Watch this autonomous Ford drive itself around a 32-acre model city
While Google's futuristic driverless pods are taking the limelight when it comes to autonomous motoring, Ford has been just as busy. And now it has release footage of its vehicles navigating around an artificial city without any human input.
Using a new Mondeo covered in cameras and sensors, Ford has demonstrated how its technology can drive a car around a city centre while obeying traffic lights, looking out for other drivers and pedestrians, and generally not crashing. Ford is the first car manufacturer to use Mcity, a new 32-acre test facility at the University of Michigan.
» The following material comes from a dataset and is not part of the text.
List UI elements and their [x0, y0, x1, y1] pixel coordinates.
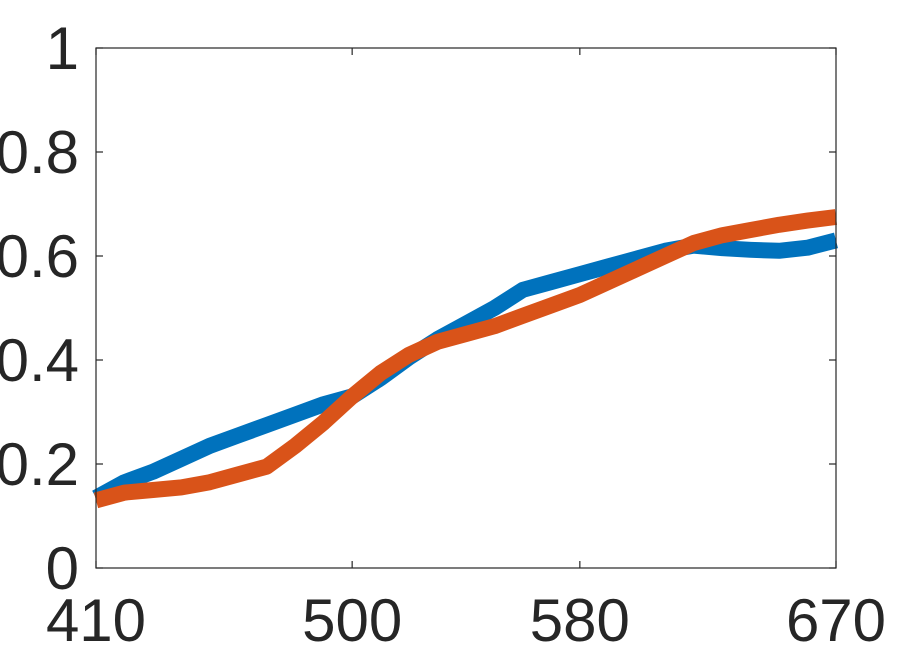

The video shows the car navigating itself around the mocked up city, obeying traffic lights and requiring no input from two developers sat inside.
By including real roads lined with artificial shop fronts, Mcity can be used as a safe but realistic environment for testing autonomous cars beyond the boundaries of what is possible, and legal, on public roads. Here, researchers can teach autonomous cars how to react in unusual circumstances, such as when other motorists drive through red lights.
Based on a hybrid Mondeo (sold as the Fusion in the US), the Ford research vehicle was first revealed in 2013 and has evolved to include cameras, radar, sensors and real-time 3D mapping to work out where it is and look out for obstacles and other vehicles.
At Mcity, Ford can also test the car on a variety of road surfaces, including concrete, asphalt, brick and dust. Also, manoeuvres on two, three and four-lane roads, ramps, roundabouts and tunnels can be carried out.
Ford says it is now in the "advanced engineering" stage of fully autonomous vehicle development, adding it is now faced with "creating sensing and computing technologies that are feasible for production while continuing to test and refine algorithms".
Ryan Eustice, an associate professor from University of Michigan, said: "The goal of Mcity is that we get a scaling factor. Every mile driven there can represent 10, 100 or 1,000 miles of on-road driving in terms of our ability to pack in the occurrences of difficult events."